Anggota Komisi II, Mohammad Khozin, mengaku resah dengan polemik ijazah yang berlarut-larut. Ia mempertanyakan apakah dokumen ijazah masuk kategori arsip yang wajib diserahkan ke ANRI, mengingat perbedaan aturan antara PKPU Nomor 17 Tahun 2003 dan Undang-Undang Nomor 43 Tahun 2009 tentang Kearsipan. Khozin meminta penjelasan dari ANRI dan KPU terkait status arsip ijazah.
Kepala ANRI, Mego Pinandito, menegaskan bahwa arsip yang bersifat otentik biasanya berada di tangan pemiliknya. Sementara KPU hanya menyimpan salinan legalisir ijazah untuk keperluan pencalonan. Penyerahan arsip ke ANRI baru dilakukan jika dokumen masuk klasifikasi arsip statis dengan nilai guna penting. Masa retensi arsip ditetapkan oleh KPU, bukan ANRI.
Ketua KPU, Mochammad Afifuddin, menambahkan bahwa dokumen persyaratan calon dalam PKPU Nomor 17 Tahun 2023 disimpan sesuai Jadwal Retensi Arsip (JRA) selama lima tahun, dengan tiga tahun aktif dan dua tahun inaktif.
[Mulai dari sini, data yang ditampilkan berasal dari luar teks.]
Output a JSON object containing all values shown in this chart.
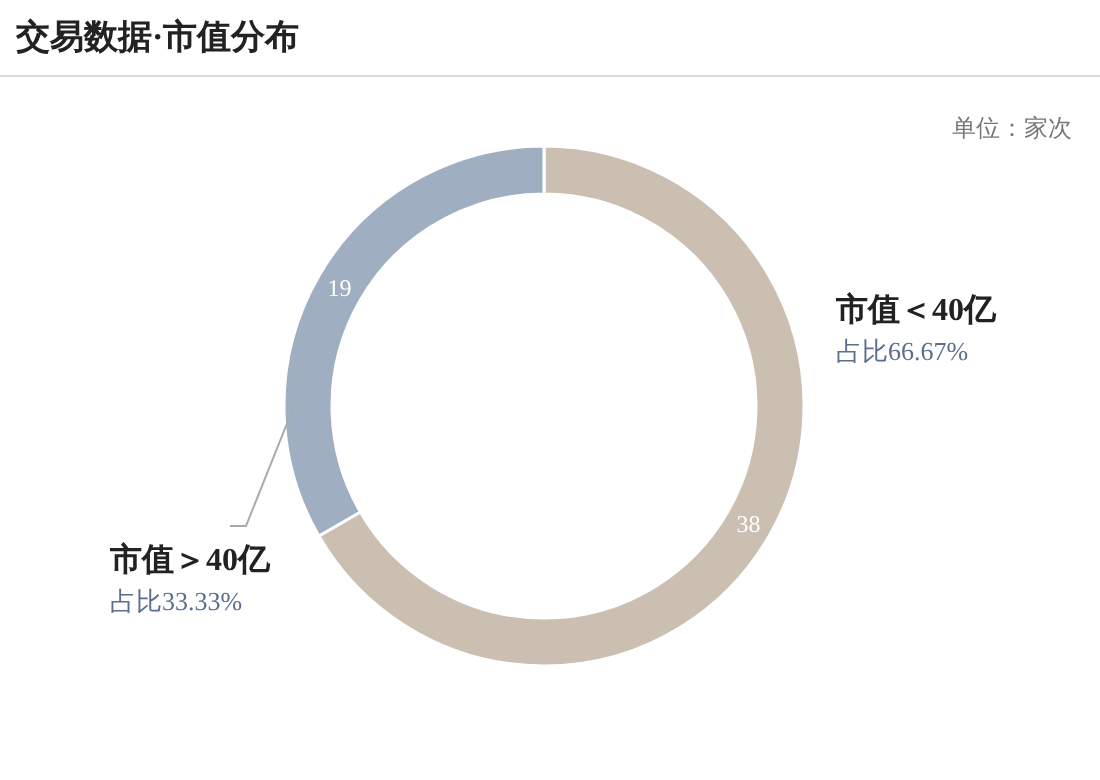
{
  "chart_data": {
    "type": "donut",
    "title": "交易数据·市值分布",
    "subtitle": "单位：家次",
    "categories": [
      "市值＜40亿",
      "市值＞40亿"
    ],
    "values": [
      38,
      19
    ],
    "colors": [
      "#cbbfb1",
      "#9fafc1"
    ],
    "data_labels": true,
    "annotations": [
      "占比66.67%",
      "占比33.33%"
    ]
  }
}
Dokumen yang diserahkan kepada pemohon sudah diberikan, termasuk di Jakarta dan pusat. Polemik dalam sidang KIP lebih berkaitan dengan buku agenda, bukan keberadaan dokumen ijazah.
Penggunaan diksi “dimusnahkan” muncul saat sidang KIP membahas arsip salinan ijazah Jokowi di KPU Surakarta. Pihak KPU Surakarta menyatakan bahwa arsip salinan yang bersifat tidak tetap harus dimusnahkan sesuai JRA KPU. Ketua majelis sidang KIP menekankan bahwa pemusnahan arsip seharusnya mengacu pada Undang-Undang Kearsipan, dengan masa penyimpanan minimal lima tahun.
Ketegangan muncul saat majelis mempertanyakan batas waktu penyimpanan arsip. KPU Surakarta bersikukuh mengacu pada PKPU, sedangkan Ketua Majelis menegaskan bahwa dokumen negara yang berpotensi disengketakan tidak boleh dimusnahkan sebelum lima tahun. Persoalan ini menandai pentingnya pengaturan dan pengawasan tata kelola arsip dokumen negara.